Prozentpunkte bewirken. Dies bedingt insbesondere eine forcierte Automatisierung

und Digitalisierung. Zusätzliches Einsparpotenzial bietet die vermehrte Nutzung

von Web3-Technologien wie Blockchain oder Smart Contracts. Durch deren Einsatz

unter anderem bei Kreditvergabe, Leasing, Asset Services und im Cash Management

lassen sich die Kosten im Firmenkundengeschäft um gut ein Viertel senken. Auch

in anderen Geschäftsbereichen sind prozentual zweistellige Einsparungen

realisierbar.

Mit der Modernisierung ihrer IT haben Deutschlands Banken eine gute Basis

geschaffen, um solche Technologien zügig und flächendeckend zu verwenden.
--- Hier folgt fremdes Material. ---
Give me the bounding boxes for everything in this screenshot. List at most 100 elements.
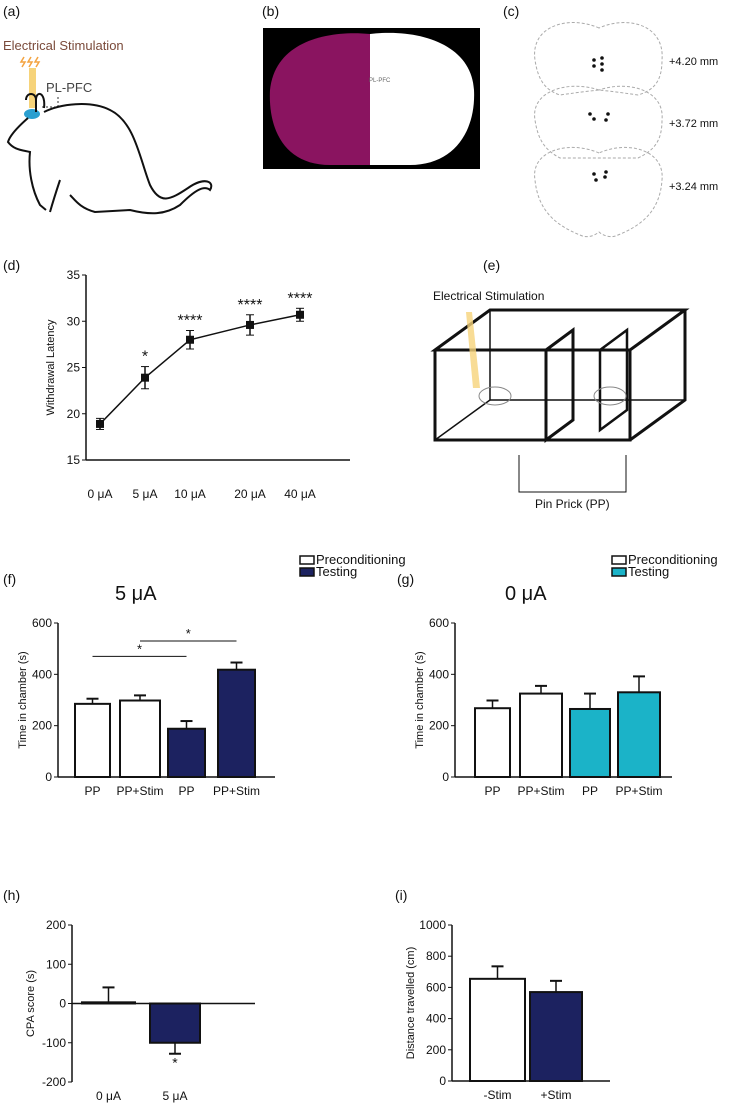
x-tick-label: 5 μA [163, 1089, 188, 1103]
rat-drawing [6, 92, 213, 215]
pp-label: Pin Prick (PP) [535, 497, 610, 511]
data-point [186, 335, 194, 344]
data-point [141, 373, 149, 382]
bar [167, 727, 206, 778]
x-tick-label: +Stim [540, 1088, 571, 1102]
y-tick-label: 600 [429, 616, 449, 630]
x-tick-label: 5 μA [133, 487, 158, 501]
x-tick-label: 0 μA [88, 487, 113, 501]
legend-swatch [299, 555, 315, 565]
y-axis-label: CPA score (s) [25, 970, 37, 1037]
y-tick-label: -200 [42, 1075, 66, 1089]
panel-label-e: (e) [483, 257, 500, 273]
panel-a: (a) Electrical Stimulation PL-PFC [3, 3, 213, 215]
panel-label-a: (a) [3, 3, 20, 19]
y-axis-label: Withdrawal Latency [45, 319, 57, 415]
significance-label: **** [288, 290, 313, 307]
panel-label-f: (f) [3, 571, 16, 587]
panel-c: (c) +4.20 mm +3.72 mm +3.24 mm [503, 3, 718, 238]
x-tick-label: PP [178, 784, 194, 798]
chart-i: (i) 0 200 400 600 800 1000 Distance travelled (… [395, 887, 610, 1102]
y-tick-label: 400 [426, 1012, 446, 1026]
y-tick-label: 0 [439, 1074, 446, 1088]
coronal-sections [534, 22, 663, 238]
stained-hemisphere [269, 33, 370, 165]
bar [217, 668, 256, 778]
x-tick-label: PP [84, 784, 100, 798]
stim-label: Electrical Stimulation [3, 38, 124, 53]
atlas-hemisphere [370, 32, 475, 166]
bar [519, 692, 563, 778]
panel-b: (b) PL-PFC [262, 3, 480, 169]
bar [529, 991, 583, 1083]
y-tick-label: 200 [429, 719, 449, 733]
x-tick-label: -Stim [484, 1088, 512, 1102]
bar [149, 1002, 201, 1044]
x-tick-label: 40 μA [284, 487, 316, 501]
panel-label-h: (h) [3, 887, 20, 903]
y-tick-label: 20 [67, 407, 81, 421]
y-tick-label: 800 [426, 949, 446, 963]
bar [617, 691, 661, 778]
chart-f: (f) 0 200 400 600 Time in chamber (s) PP PP+Sti… [3, 552, 406, 798]
legend-label: Preconditioning [316, 552, 406, 567]
x-tick-label: PP+Stim [517, 784, 564, 798]
y-tick-label: 1000 [419, 918, 446, 932]
y-tick-label: 600 [32, 616, 52, 630]
y-tick-label: 200 [46, 918, 66, 932]
coord-label: +3.24 mm [669, 181, 718, 193]
series-line [99, 314, 301, 425]
x-tick-label: 20 μA [234, 487, 266, 501]
y-tick-label: 25 [67, 361, 81, 375]
y-tick-label: 100 [46, 957, 66, 971]
x-tick-label: PP+Stim [213, 784, 260, 798]
chart-g: (g) 0 200 400 600 Time in chamber (s) PP PP+Sti… [397, 552, 718, 798]
data-point [246, 320, 254, 329]
chart-title: 5 μA [115, 583, 157, 605]
significance-label: * [172, 1055, 178, 1071]
significance-label: **** [238, 297, 263, 314]
legend-swatch [611, 555, 627, 565]
panel-e: (e) Electrical Stimulation Pin Prick (PP… [430, 257, 690, 511]
significance-label: * [137, 641, 142, 656]
x-tick-label: 0 μA [96, 1089, 121, 1103]
y-tick-label: 0 [45, 770, 52, 784]
legend-label: Preconditioning [628, 552, 718, 567]
y-axis-label: Time in chamber (s) [17, 651, 29, 748]
legend-label: Testing [628, 564, 669, 579]
x-tick-label: 10 μA [174, 487, 206, 501]
panel-label-d: (d) [3, 257, 20, 273]
significance-label: * [186, 626, 191, 641]
y-tick-label: 35 [67, 268, 81, 282]
y-tick-label: -100 [42, 1036, 66, 1050]
cpa-apparatus [430, 308, 690, 443]
x-tick-label: PP [582, 784, 598, 798]
panel-label-b: (b) [262, 3, 279, 19]
bar [81, 1001, 136, 1005]
pp-bracket [518, 455, 627, 493]
significance-label: * [142, 349, 148, 366]
y-axis-label: Distance travelled (cm) [405, 947, 417, 1059]
bar [474, 707, 511, 778]
x-tick-label: PP [484, 784, 500, 798]
pfc-target [24, 109, 40, 119]
x-tick-label: PP+Stim [615, 784, 662, 798]
coord-label: +3.72 mm [669, 118, 718, 130]
stim-label-e: Electrical Stimulation [433, 289, 544, 303]
legend-swatch [611, 567, 627, 577]
electrode [29, 68, 36, 108]
panel-label-i: (i) [395, 887, 407, 903]
bar [119, 699, 161, 778]
y-tick-label: 0 [59, 997, 66, 1011]
rat-icons [478, 386, 627, 406]
electrode-e [466, 312, 480, 388]
chart-d: (d) 15 20 25 30 35 Withdrawal Latency 0 μA * 5 μA… [3, 257, 350, 501]
pl-pfc-label: PL-PFC [46, 80, 92, 95]
y-axis-label: Time in chamber (s) [414, 651, 426, 748]
bar [469, 977, 526, 1083]
lightning-icon [19, 56, 41, 68]
chart-title: 0 μA [505, 583, 547, 605]
y-tick-label: 200 [32, 719, 52, 733]
legend-label: Testing [316, 564, 357, 579]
Aus

Sicht von Bain-Deutschlandchef Sinn gilt es nun den nächsten Schritt zu gehen:

"Die Banken sollten noch konsequenter neue Technologien nutzen, neue Märkte

erschließen und alte Zöpfe abschneiden." Eine Bereinigung des Geschäfts- und

Kreditportfolios sei vielerorts unumgänglich. Das turbulente Umfeld dürfe Banken

nicht von solchen Maßnahmen abhalten. Und er betont: "Wenn Banken jetzt die

Segel richtig setzen, werden sie zu den Gewinnern von morgen gehören - mit

höheren Erträgen, niedrigeren Kosten und einer Rendite, die sich zumindest auf

dem Niveau ihrer Kapitalkosten bewegt."

Hier finden sie die Grafik: https://ots.de/5RibSY

Über die Studie

Zum achten Mal wertet Bain & Company die Bilanz- und GuV-Strukturen der

deutschen Kreditinstitute aus, von denen es 2021 hierzulande noch knapp 1.440

gab. Die Experten nutzen dazu Zeitreihen der Deutschen Bundesbank und der

Europäischen Zentralbank (EZB) sowie die Datenbanken von Dun & Bradstreet und

S&P Global. Der Zuschnitt der Institutsgruppen orientiert sich an der

Klassifizierung der Deutschen Bundesbank.